Jakarta, IDN Times - Revisi Undang-Undang TNI memang sudah disahkan pada 20 Maret 2025 lalu di sidang paripurna. Tetapi, aksi unjuk rasa menentang pemberlakuan UU baru TNI masih tetap terjadi. Terakhir digelar aksi damai bertajuk 'Aksi Suara Ibu Indonesia' di kawasan Sarinah, Thamrin, Jakarta Pusat pada 28 Maret 2025 lalu. 

Mereka meminta agar Undang-Undang TNI yang belum diteken oleh presiden agar segera dibatalkan.
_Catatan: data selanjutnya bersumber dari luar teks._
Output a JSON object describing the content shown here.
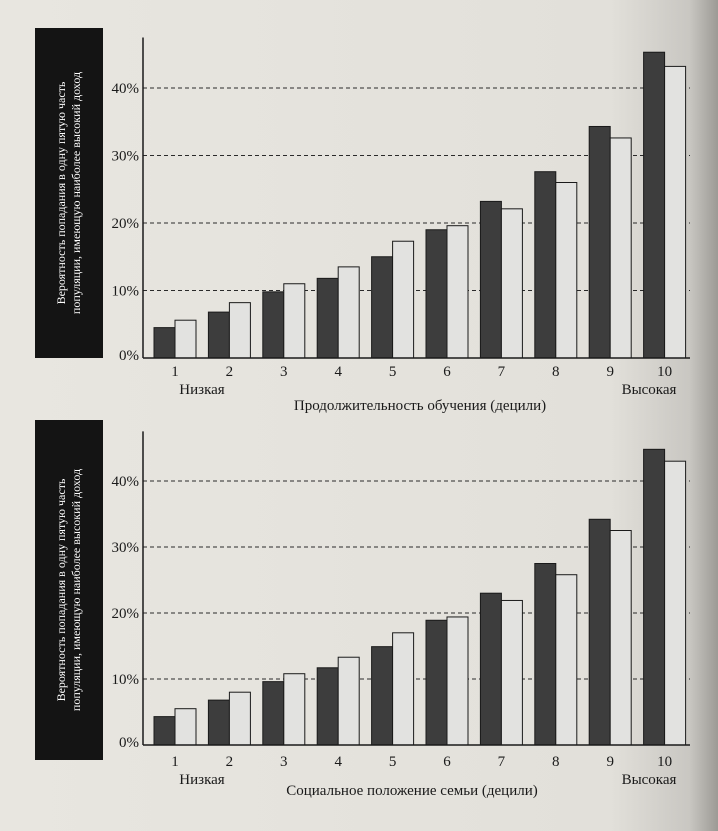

Para ibu itu menuntut agar prajurit TNI dikembalikan kepada tugas utamanya untuk membela Tanah Air dan bukan pejabat segelintir. Kewenangan TNI di dalam UU baru TNI diperluas, sehingga kekhawatiran publik dwifungsi ABRI ala Orde Baru kembali bangkit, masih tinggi. 

Apakah benar dwifungsi ABRI ala Orde baru kembali bangkit lewat UU baru yang disahkan pada 20 Maret 2025 lalu? Mari kita bedah isi perbedaan UU baru TNI dengan yang disahkan pada 2004 lalu.

Naskah RUU TNI yang diketok pada 20 Maret 2025 IDN Times peroleh dari situs resmi DPR. Dokumen itu akhirnya diunggah di situs parlemen setelah diributkan oleh publik lantaran sejak awal pembahasan naskah tersebut tak jelas keberadaannya. 

1. Pasal 7: Operasi militer selain perang tak lagi membutuhkan persetujuan DPR

Perbandingan UU baru TNI dengan UU TNI tahun 2004 pasal 7. (Dokumen UU TNI)
Perbandingan UU baru TNI dengan UU TNI tahun 2004 pasal 7. (Dokumen UU TNI)

Sekretaris Jenderal Perhimpunan Bantuan Hukum Indonesia (PBHI), Gina Sabrina mencatat sejak awal draf RUU TNI berseliweran, ada tujuh pasal yang berubah di UU baru TNI. Salah satunya adalah pasal 7 yang menyangkut tugas pokok TNI. 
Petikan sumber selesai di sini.